Pandangan ini menjadi acuan utama di Indonesia, mengingat mayoritas muslim di Tanah Air mengikuti mazhab Syafi’i. Karenanya, masyarakat Indonesia umumnya menilai penggunaan sepatu kulit babi tetap najis meski telah melalui proses penyamakan.
 
Penegasan dari MUI
Lembaga Pengkajian Pangan, Obat-obatan, dan Kosmetika Majelis Ulama Indonesia (LPPOM MUI) juga memberikan penegasan serupa. Direktur Utama LPPOM MUI, Muti Arintawati, menyatakan bahwa produk berbahan kulit babi hukumnya haram digunakan oleh muslim.
 
Proses penyamakan maupun pengolahan tidak mengubah status keharamannya. Oleh karena itu, produk yang menggunakan bahan kulit babi wajib mencantumkan keterangan jelas dalam labelnya.
 
Hal ini juga sesuai dengan amanat Undang-Undang Jaminan Produk Halal (UU JPH), yang mewajibkan barang gunaan mencantumkan sertifikat halal atau informasi mengenai bahan yang digunakan.
 
Realitas di Pasar
Di pasaran, sepatu kulit babi dikenal memiliki tekstur lembut, fleksibel, serta daya tahan yang cukup baik. Meski demikian, bagi umat Islam, aspek kualitas bahan tidak bisa mengalahkan ketentuan syariat.
 
Kesadaran masyarakat tentang pentingnya produk halal kini semakin meluas. Tidak hanya pada makanan dan minuman, melainkan juga pada barang-barang gunaan, termasuk sepatu, tas, hingga aksesori.
 
Hal ini menunjukkan bahwa konsep halal bukan hanya soal konsumsi, tetapi juga gaya hidup.

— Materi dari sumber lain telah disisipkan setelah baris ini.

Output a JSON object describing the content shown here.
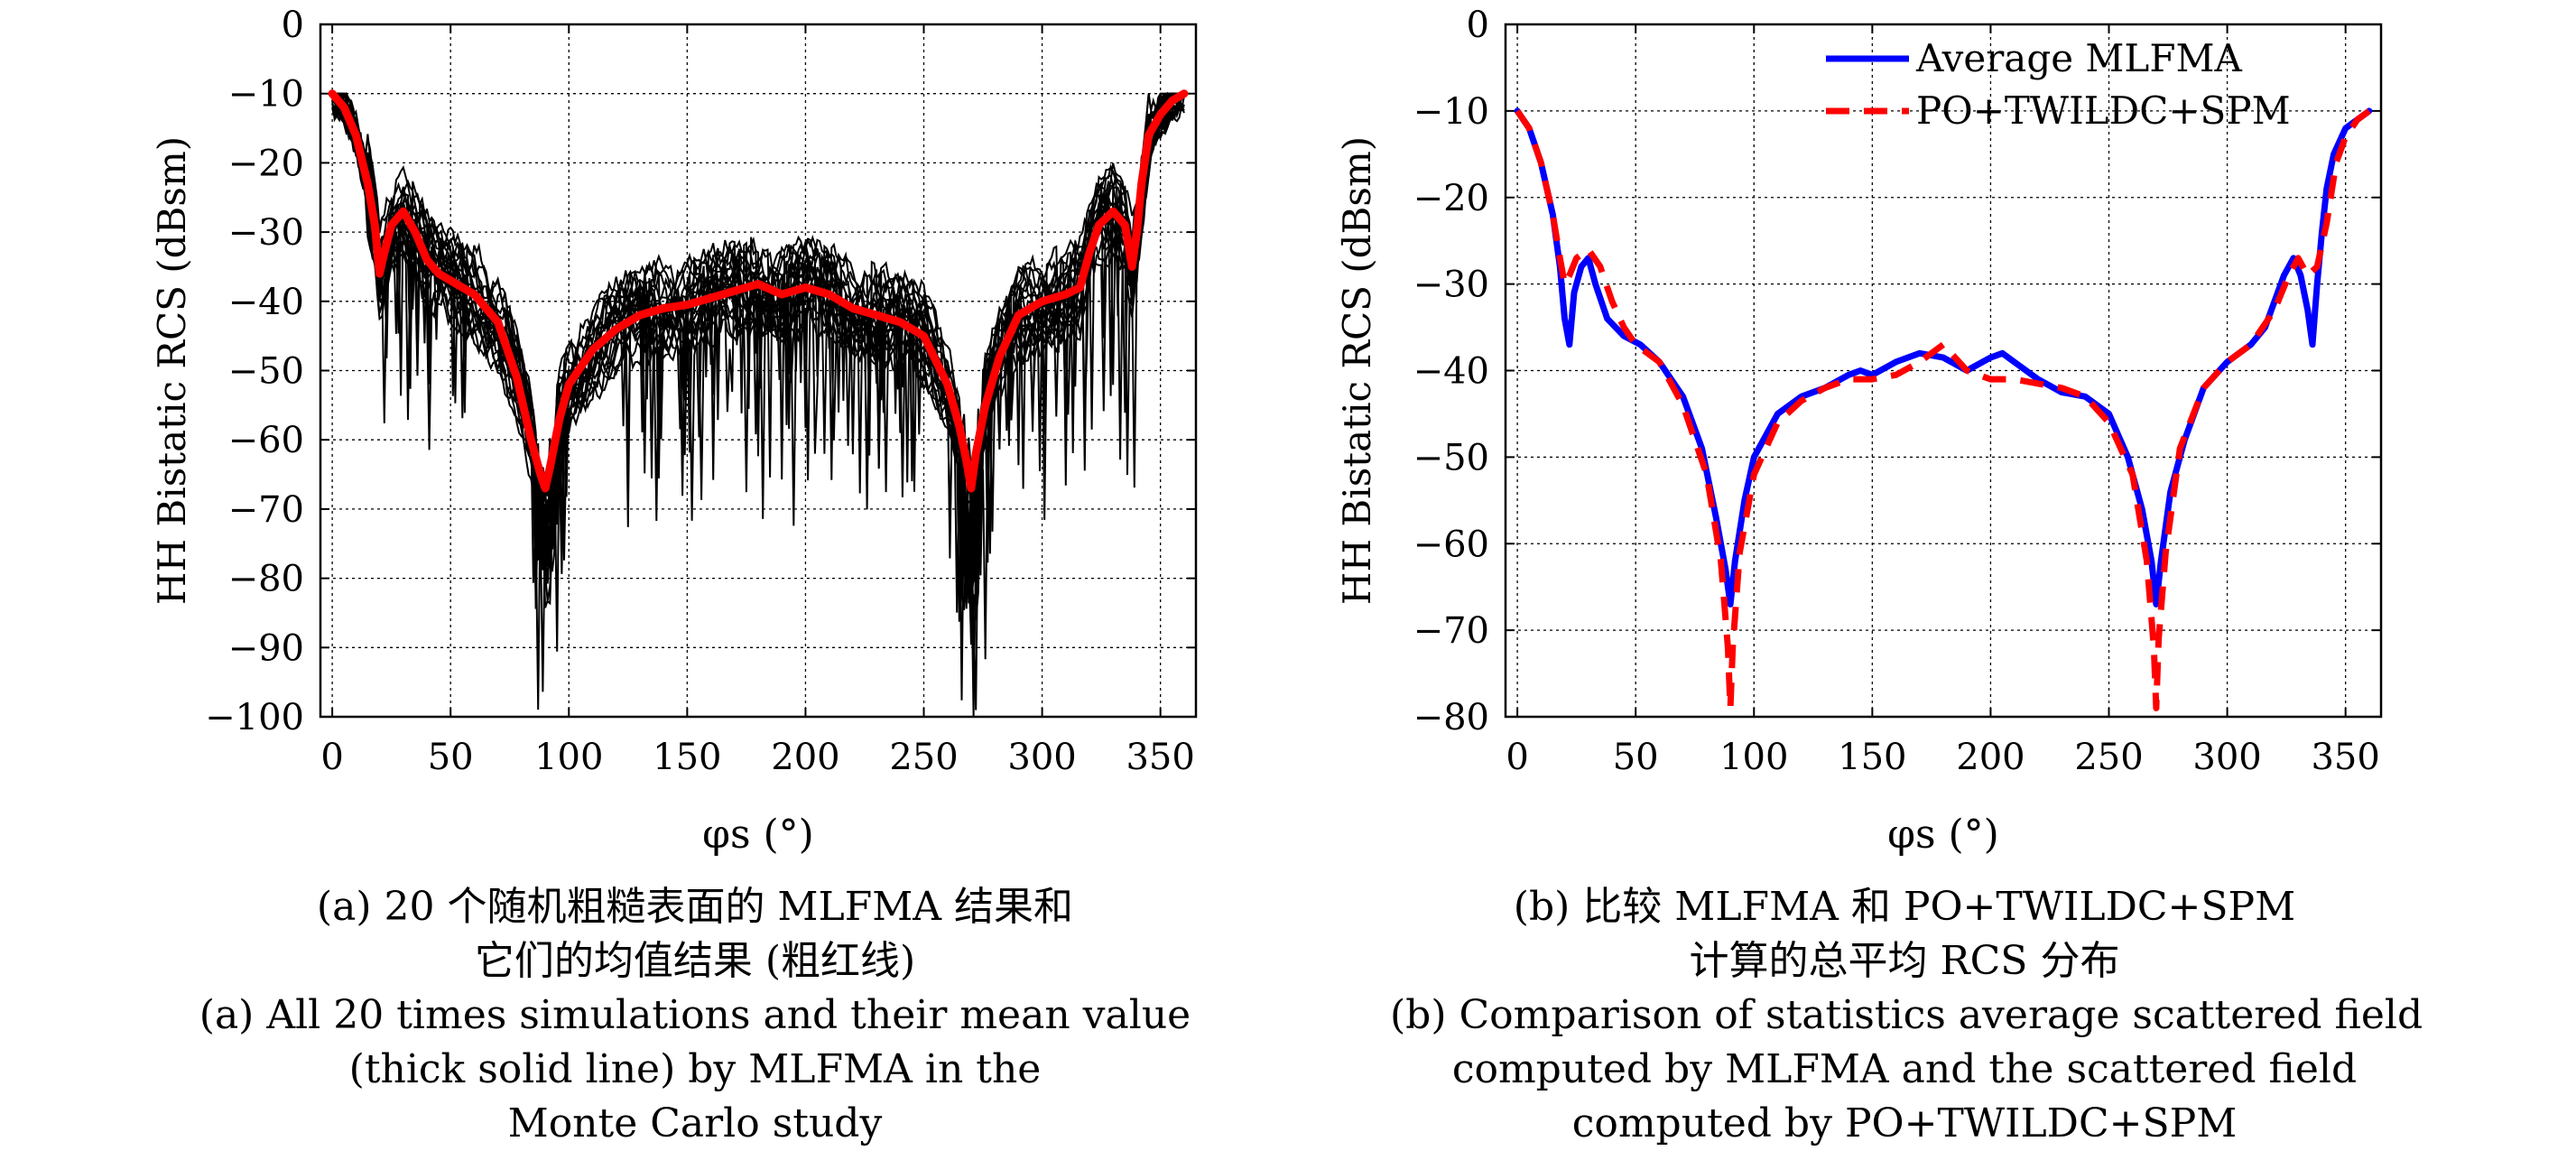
{
  "chart_data": [
    {
      "type": "line",
      "panel": "a",
      "xlabel": "φs (°)",
      "ylabel": "HH Bistatic RCS (dBsm)",
      "xlim": [
        -5,
        365
      ],
      "ylim": [
        -100,
        0
      ],
      "xticks": [
        0,
        50,
        100,
        150,
        200,
        250,
        300,
        350
      ],
      "yticks": [
        0,
        -10,
        -20,
        -30,
        -40,
        -50,
        -60,
        -70,
        -80,
        -90,
        -100
      ],
      "xtick_labels": [
        "0",
        "50",
        "100",
        "150",
        "200",
        "250",
        "300",
        "350"
      ],
      "ytick_labels": [
        "0",
        "−10",
        "−20",
        "−30",
        "−40",
        "−50",
        "−60",
        "−70",
        "−80",
        "−90",
        "−100"
      ],
      "grid": true,
      "series": [
        {
          "role": "mean",
          "color": "#ff0000",
          "x": [
            0,
            5,
            10,
            15,
            18,
            20,
            22,
            25,
            30,
            35,
            40,
            45,
            50,
            60,
            70,
            78,
            84,
            88,
            90,
            92,
            96,
            100,
            110,
            120,
            130,
            140,
            150,
            160,
            170,
            180,
            190,
            200,
            210,
            220,
            230,
            240,
            250,
            260,
            265,
            268,
            270,
            272,
            276,
            282,
            290,
            300,
            310,
            316,
            320,
            324,
            330,
            335,
            338,
            340,
            342,
            345,
            350,
            355,
            360
          ],
          "y": [
            -10,
            -12,
            -16,
            -23,
            -29,
            -36,
            -33,
            -29,
            -27,
            -30,
            -34,
            -36,
            -37,
            -39,
            -43,
            -51,
            -60,
            -65,
            -67,
            -64,
            -57,
            -52,
            -47,
            -44,
            -42,
            -41,
            -40.5,
            -39.5,
            -38.5,
            -37.5,
            -39,
            -38,
            -39,
            -41,
            -42,
            -43,
            -45,
            -52,
            -58,
            -63,
            -67,
            -62,
            -55,
            -48,
            -42,
            -40,
            -39,
            -38,
            -33,
            -29,
            -27,
            -29,
            -35,
            -30,
            -23,
            -16,
            -13,
            -11,
            -10
          ]
        },
        {
          "role": "realization",
          "color": "#000000",
          "count": 20
        }
      ]
    },
    {
      "type": "line",
      "panel": "b",
      "xlabel": "φs (°)",
      "ylabel": "HH Bistatic RCS (dBsm)",
      "xlim": [
        -5,
        365
      ],
      "ylim": [
        -80,
        0
      ],
      "xticks": [
        0,
        50,
        100,
        150,
        200,
        250,
        300,
        350
      ],
      "yticks": [
        0,
        -10,
        -20,
        -30,
        -40,
        -50,
        -60,
        -70,
        -80
      ],
      "xtick_labels": [
        "0",
        "50",
        "100",
        "150",
        "200",
        "250",
        "300",
        "350"
      ],
      "ytick_labels": [
        "0",
        "−10",
        "−20",
        "−30",
        "−40",
        "−50",
        "−60",
        "−70",
        "−80"
      ],
      "grid": true,
      "legend_position": "top-right",
      "series": [
        {
          "name": "Average MLFMA",
          "color": "#0000ff",
          "style": "solid",
          "x": [
            0,
            5,
            10,
            15,
            18,
            20,
            22,
            24,
            27,
            30,
            33,
            38,
            45,
            52,
            60,
            70,
            78,
            84,
            88,
            90,
            92,
            96,
            100,
            110,
            120,
            130,
            140,
            145,
            150,
            160,
            170,
            180,
            190,
            200,
            205,
            210,
            220,
            230,
            240,
            250,
            258,
            264,
            268,
            270,
            272,
            276,
            282,
            290,
            300,
            310,
            316,
            320,
            324,
            328,
            331,
            334,
            336,
            338,
            340,
            342,
            345,
            350,
            355,
            360
          ],
          "y": [
            -10,
            -12,
            -16,
            -22,
            -28,
            -34,
            -37,
            -31,
            -28,
            -27,
            -30,
            -34,
            -36,
            -37,
            -39,
            -43,
            -49,
            -57,
            -63,
            -67,
            -62,
            -55,
            -50,
            -45,
            -43,
            -42,
            -40.5,
            -40,
            -40.5,
            -39,
            -38,
            -38.5,
            -40,
            -38.5,
            -38,
            -39,
            -41,
            -42.5,
            -43,
            -45,
            -50,
            -56,
            -62,
            -67,
            -62,
            -54,
            -48,
            -42,
            -39,
            -37,
            -35,
            -32,
            -29,
            -27,
            -29,
            -33,
            -37,
            -30,
            -24,
            -19,
            -15,
            -12,
            -11,
            -10
          ]
        },
        {
          "name": "PO+TWILDC+SPM",
          "color": "#ff0000",
          "style": "dashed",
          "x": [
            0,
            5,
            10,
            15,
            18,
            20,
            22,
            25,
            30,
            35,
            40,
            45,
            50,
            60,
            70,
            80,
            86,
            89,
            90,
            91,
            94,
            100,
            110,
            120,
            130,
            140,
            150,
            160,
            170,
            175,
            180,
            185,
            190,
            200,
            210,
            220,
            230,
            240,
            250,
            260,
            266,
            269,
            270,
            271,
            274,
            280,
            290,
            300,
            310,
            320,
            326,
            330,
            334,
            338,
            342,
            346,
            350,
            355,
            360
          ],
          "y": [
            -10,
            -12,
            -16,
            -22,
            -27,
            -30,
            -29,
            -27,
            -26,
            -28,
            -32,
            -35,
            -37,
            -39,
            -44,
            -52,
            -62,
            -72,
            -79,
            -72,
            -61,
            -52,
            -46,
            -43.5,
            -42,
            -41,
            -41,
            -40.5,
            -39,
            -38,
            -37,
            -38.5,
            -40,
            -41,
            -41,
            -41.5,
            -42,
            -43,
            -46,
            -52,
            -62,
            -72,
            -79,
            -71,
            -61,
            -49,
            -42,
            -39,
            -37,
            -33,
            -29,
            -27,
            -29,
            -28,
            -23,
            -16,
            -13,
            -11,
            -10
          ]
        }
      ]
    }
  ],
  "captions": {
    "a": {
      "zh_line1": "(a) 20 个随机粗糙表面的 MLFMA 结果和",
      "zh_line2": "它们的均值结果 (粗红线)",
      "en_line1": "(a) All 20 times simulations and their mean value",
      "en_line2": "(thick solid line) by MLFMA in the",
      "en_line3": "Monte Carlo study"
    },
    "b": {
      "zh_line1": "(b) 比较 MLFMA 和 PO+TWILDC+SPM",
      "zh_line2": "计算的总平均 RCS 分布",
      "en_line1": "(b) Comparison of statistics average scattered field",
      "en_line2": "computed by MLFMA and the scattered field",
      "en_line3": "computed by PO+TWILDC+SPM"
    }
  }
}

Sebagian orang mungkin menganggap penggunaan sepatu kulit babi sekadar urusan praktis.
 
Namun, dalam perspektif agama, menjaga kesucian pakaian dan barang yang dipakai tetap penting, terutama karena seorang muslim diwajibkan menjaga kesucian ketika beribadah, misalnya saat menunaikan salat.
 
Berdasarkan berbagai pandangan ulama dan fatwa resmi MUI, dapat disimpulkan bahwa hukum menggunakan sepatu kulit babi bagi muslim adalah haram. Pandangan ini sejalan dengan mazhab Syafi’i yang dianut mayoritas muslim Indonesia, dan menjadi pedoman utama dalam kehidupan sehari-hari.
 
Dengan demikian, meskipun sepatu kulit babi memiliki kualitas tertentu, umat Islam dianjurkan untuk menghindarinya demi menjaga kesucian ibadah dan mematuhi syariat.